The libertarian critique of recycling is, by and large, a consistent one insofar as implementation goes: taxpayers shouldn't pay to manipulate market allocations in raw materials. That's undesirable, ceteris paribus, because it creates inefficiency. Furthermore, the operational segregation of recycling from ordinary waste management artificially inflates service costs. Given, not all libertarians are squarely opposed: many consider the long-term consequences of resource depletion as a negative externality requiring a fix. But even most of them oppose implementation: it's a problem that just doesn't justify the cost.

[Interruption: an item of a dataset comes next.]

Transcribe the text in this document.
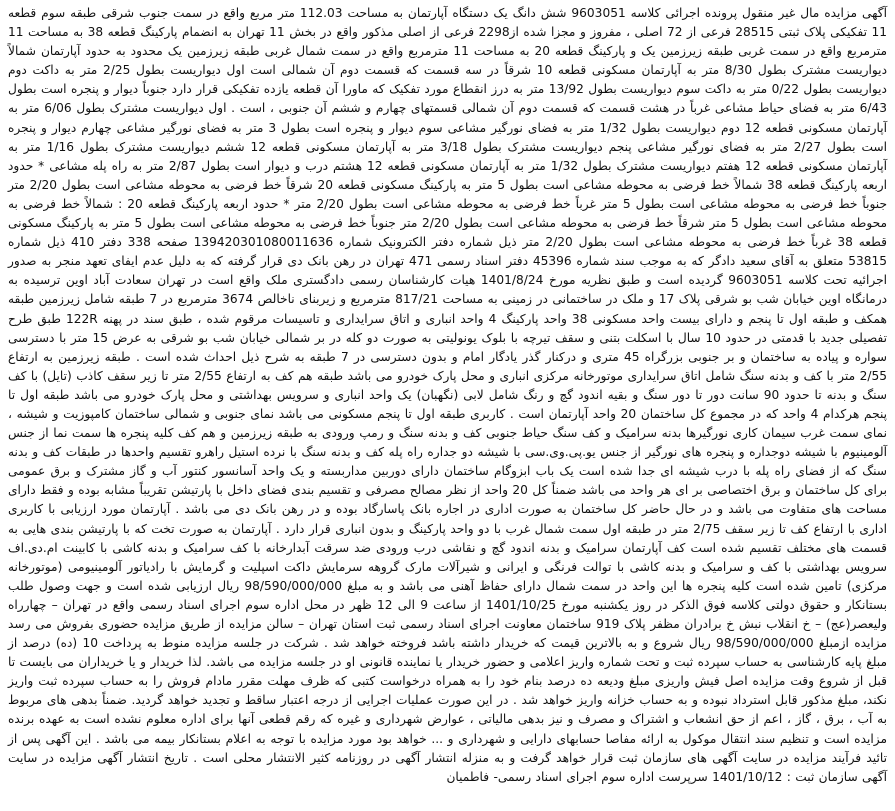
آگهی مزایده مال غیر منقول پرونده اجرائی کلاسه 9603051 شش دانگ یک دستگاه آپارتمان به مساحت 112.03 متر مربع واقع در سمت جنوب شرقی طبقه سوم قطعه 11 تفکیکی پلاک ثبتی 28515 فرعی از 72 اصلی ، مفروز و مجزا شده از2298 فرعی از اصلی مذکور واقع در بخش 11 تهران به انضمام پارکینگ قطعه 38 به مساحت 11 مترمربع واقع در سمت غربی طبقه زیرزمین یک و پارکینگ قطعه 20 به مساحت 11 مترمربع واقع در سمت شمال غربی طبقه زیرزمین یک محدود به حدود آپارتمان شمالاً دیواریست مشترک بطول 8/30 متر به آپارتمان مسکونی قطعه 10 شرقاً در سه قسمت که قسمت دوم آن شمالی است اول دیواریست بطول 2/25 متر به داکت دوم دیواریست بطول 0/22 متر به داکت سوم دیواریست بطول 13/92 متر به درز انقطاع مورد تفکیک که ماورا آن قطعه یازده تفکیکی قرار دارد جنوباً دیوار و پنجره است بطول 6/43 متر به فضای حیاط مشاعی غرباً در هشت قسمت که قسمت دوم آن شمالی قسمتهای چهارم و ششم آن جنوبی ، است . اول دیواریست مشترک بطول 6/06 متر به آپارتمان مسکونی قطعه 12 دوم دیواریست بطول 1/32 متر به فضای نورگیر مشاعی سوم دیوار و پنجره است بطول 3 متر به فضای نورگیر مشاعی چهارم دیوار و پنجره است بطول 2/27 متر به فضای نورگیر مشاعی پنجم دیواریست مشترک بطول 3/18 متر به آپارتمان مسکونی قطعه 12 ششم دیواریست مشترک بطول 1/16 متر به آپارتمان مسکونی قطعه 12 هفتم دیواریست مشترک بطول 1/32 متر به آپارتمان مسکونی قطعه 12 هشتم درب و دیوار است بطول 2/87 متر به راه پله مشاعی * حدود اربعه پارکینگ قطعه 38 شمالاً خط فرضی به محوطه مشاعی است بطول 5 متر به پارکینگ مسکونی قطعه 20 شرقاً خط فرضی به محوطه مشاعی است بطول 2/20 متر جنوباً خط فرضی به محوطه مشاعی است بطول 5 متر غرباً خط فرضی به محوطه مشاعی است بطول 2/20 متر * حدود اربعه پارکینگ قطعه 20 : شمالاً خط فرضی به محوطه مشاعی است بطول 5 متر شرقاً خط فرضی به محوطه مشاعی است بطول 2/20 متر جنوباً خط فرضی به محوطه مشاعی است بطول 5 متر به پارکینگ مسکونی قطعه 38 غرباً خط فرضی به محوطه مشاعی است بطول 2/20 متر ذیل شماره دفتر الکترونیک شماره 139420301080011636 صفحه 338 دفتر 410 ذیل شماره 53815 متعلق به آقای سعید دادگر که به موجب سند شماره 45396 دفتر اسناد رسمی 471 تهران در رهن بانک دی قرار گرفته که به دلیل عدم ایفای تعهد منجر به صدور اجرائیه تحت کلاسه 9603051 گردیده است و طبق نظریه مورخ 1401/8/24 هیات کارشناسان رسمی دادگستری ملک واقع است در تهران سعادت آباد اوین ترسیده به درمانگاه اوین خیابان شب بو شرقی پلاک 17 و ملک در ساختمانی در زمینی به مساحت 817/21 مترمربع و زیربنای ناخالص 3674 مترمربع در 7 طبقه شامل زیرزمین طبقه همکف و طبقه اول تا پنجم و دارای بیست واحد مسکونی 38 واحد پارکینگ 4 واحد انباری و اتاق سرایداری و تاسیسات مرقوم شده ، طبق سند در پهنه 122R طبق طرح تفصیلی جدید با قدمتی در حدود 10 سال با اسکلت بتنی و سقف تیرچه با بلوک یونولیتی به صورت دو کله در بر شمالی خیابان شب بو شرقی به عرض 15 متر با دسترسی سواره و پیاده به ساختمان و بر جنوبی بزرگراه 45 متری و درکنار گذر یادگار امام و بدون دسترسی در 7 طبقه به شرح ذیل احداث شده است . طبقه زیرزمین به ارتفاع 2/55 متر با کف و بدنه سنگ شامل اتاق سرایداری موتورخانه مرکزی انباری و محل پارک خودرو می باشد طبقه هم کف به ارتفاع 2/55 متر تا زیر سقف کاذب (تایل) با کف سنگ و بدنه تا حدود 90 سانت دور تا دور سنگ و بقیه اندود گچ و رنگ شامل لابی (نگهبان) یک واحد انباری و سرویس بهداشتی و محل پارک خودرو می باشد طبقه اول تا پنجم هرکدام 4 واحد که در مجموع کل ساختمان 20 واحد آپارتمان است . کاربری طبقه اول تا پنجم مسکونی می باشد نمای جنوبی و شمالی ساختمان کامپوزیت و شیشه ، نمای سمت غرب سیمان کاری نورگیرها بدنه سرامیک و کف سنگ حیاط جنوبی کف و بدنه سنگ و رمپ ورودی به طبقه زیرزمین و هم کف کلیه پنجره ها سمت نما از جنس آلومینیوم با شیشه دوجداره و پنجره های نورگیر از جنس یو.پی.وی.سی با شیشه دو جداره راه پله کف و بدنه سنگ با نرده استیل راهرو تقسیم واحدها در طبقات کف و بدنه سنگ که از فضای راه پله با درب شیشه ای جدا شده است یک باب ابزوگام ساختمان دارای دوربین مداربسته و یک واحد آسانسور کنتور آب و گاز مشترک و برق عمومی برای کل ساختمان و برق اختصاصی بر ای هر واحد می باشد ضمناً کل 20 واحد از نظر مصالح مصرفی و تقسیم بندی فضای داخل با پارتیشن تقریباً مشابه بوده و فقط دارای مساحت های متفاوت می باشد و در حال حاضر کل ساختمان به صورت اداری در اجاره بانک پاسارگاد بوده و در رهن بانک دی می باشد . آپارتمان مورد ارزیابی با کاربری اداری با ارتفاع کف تا زیر سقف 2/75 متر در طبقه اول سمت شمال غرب با دو واحد پارکینگ و بدون انباری قرار دارد . آپارتمان به صورت تخت که با پارتیشن بندی هایی به قسمت های مختلف تقسیم شده است کف آپارتمان سرامیک و بدنه اندود گچ و نقاشی درب ورودی ضد سرقت آبدارخانه با کف سرامیک و بدنه کاشی با کابینت ام.دی.اف سرویس بهداشتی با کف و سرامیک و بدنه کاشی با توالت فرنگی و ایرانی و شیرآلات مارک گروهه سرمایش داکت اسپلیت و گرمایش با رادیاتور آلومینیومی (موتورخانه مرکزی) تامین شده است کلیه پنجره ها این واحد در سمت شمال دارای حفاظ آهنی می باشد و به مبلغ 98/590/000/000 ریال ارزیابی شده است و جهت وصول طلب بستانکار و حقوق دولتی کلاسه فوق الذکر در روز یکشنبه مورخ 1401/10/25 از ساعت 9 الی 12 ظهر در محل اداره سوم اجرای اسناد رسمی واقع در تهران – چهارراه ولیعصر(عج) – خ انقلاب نبش خ برادران مظفر پلاک 919 ساختمان معاونت اجرای اسناد رسمی ثبت استان تهران – سالن مزایده از طریق مزایده حضوری بفروش می رسد مزایده ازمبلغ 98/590/000/000 ریال شروع و به بالاترین قیمت که خریدار داشته باشد فروخته خواهد شد . شرکت در جلسه مزایده منوط به پرداخت 10 (ده) درصد از مبلغ پایه کارشناسی به حساب سپرده ثبت و تحت شماره واریز اعلامی و حضور خریدار یا نماینده قانونی او در جلسه مزایده می باشد. لذا خریدار و یا خریداران می بایست تا قبل از شروع وقت مزایده اصل فیش واریزی مبلغ ودیعه ده درصد بنام خود را به همراه درخواست کتبی که ظرف مهلت مقرر مادام فروش را به حساب سپرده ثبت واریز نکند، مبلغ مذکور قابل استرداد نبوده و به حساب خزانه واریز خواهد شد . در این صورت عملیات اجرایی از درجه اعتبار ساقط و تجدید خواهد گردید. ضمناً بدهی های مربوط به آب ، برق ، گاز ، اعم از حق انشعاب و اشتراک و مصرف و نیز بدهی مالیاتی ، عوارض شهرداری و غیره که رقم قطعی آنها برای اداره معلوم نشده است به عهده برنده مزایده است و تنظیم سند انتقال موکول به ارائه مفاصا حسابهای دارایی و شهرداری و ... خواهد بود مورد مزایده با توجه به اعلام بستانکار بیمه می باشد . این آگهی پس از تائید فرآیند مزایده در سایت آگهی های سازمان ثبت قرار خواهد گرفت و به منزله انتشار آگهی در روزنامه کثیر الانتشار محلی است . تاریخ انتشار آگهی مزایده در سایت آگهی سازمان ثبت : 1401/10/12 سرپرست اداره سوم اجرای اسناد رسمی- فاطمیان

But the beauty of container deposit legislation is it isn't implementation. At least, it's not the sort of implementation that garners widespread disapproval. The key feature of container-deposit legislation is what it taxes: not your pocketbook, but your capacity to manage time. Take Iowa, for example: there's a 5-cent price hike on all applicable containers. That's not a traditional sales tax though, because it's completely forgiven if you decide to sort your trash and return the bottles! The only inescapable liability here is a second worth of effort.

So, the government does everything hands-off here. But consider what it gains:

a) an aggregate collection of recyclables (which makes them cost competitive by eliminating the price pressure associated with collection efforts)
b) cutting service costs by crowdsourcing labour and vehicles
c) inroads against the resource-depletion externality (consumption is shifted away from pre-consumer sources by lowering the price of post-consumption substitutes)
d) reduction of a second externality: litter! (our individual failures to internalise ugly streets and undervalued real estate because we never feel it sting one-Coke-can at-a-time)

The net-negative CBA on recycling looks entirely different with container-deposit. The primary cost (transfer payments manipulating market preferences) evaporates almost entirely: the leg-up given to recyclables is itself a voluntary microeconomic decision. And the corresponding gain, correcting an externality, is even supplemented by correcting another!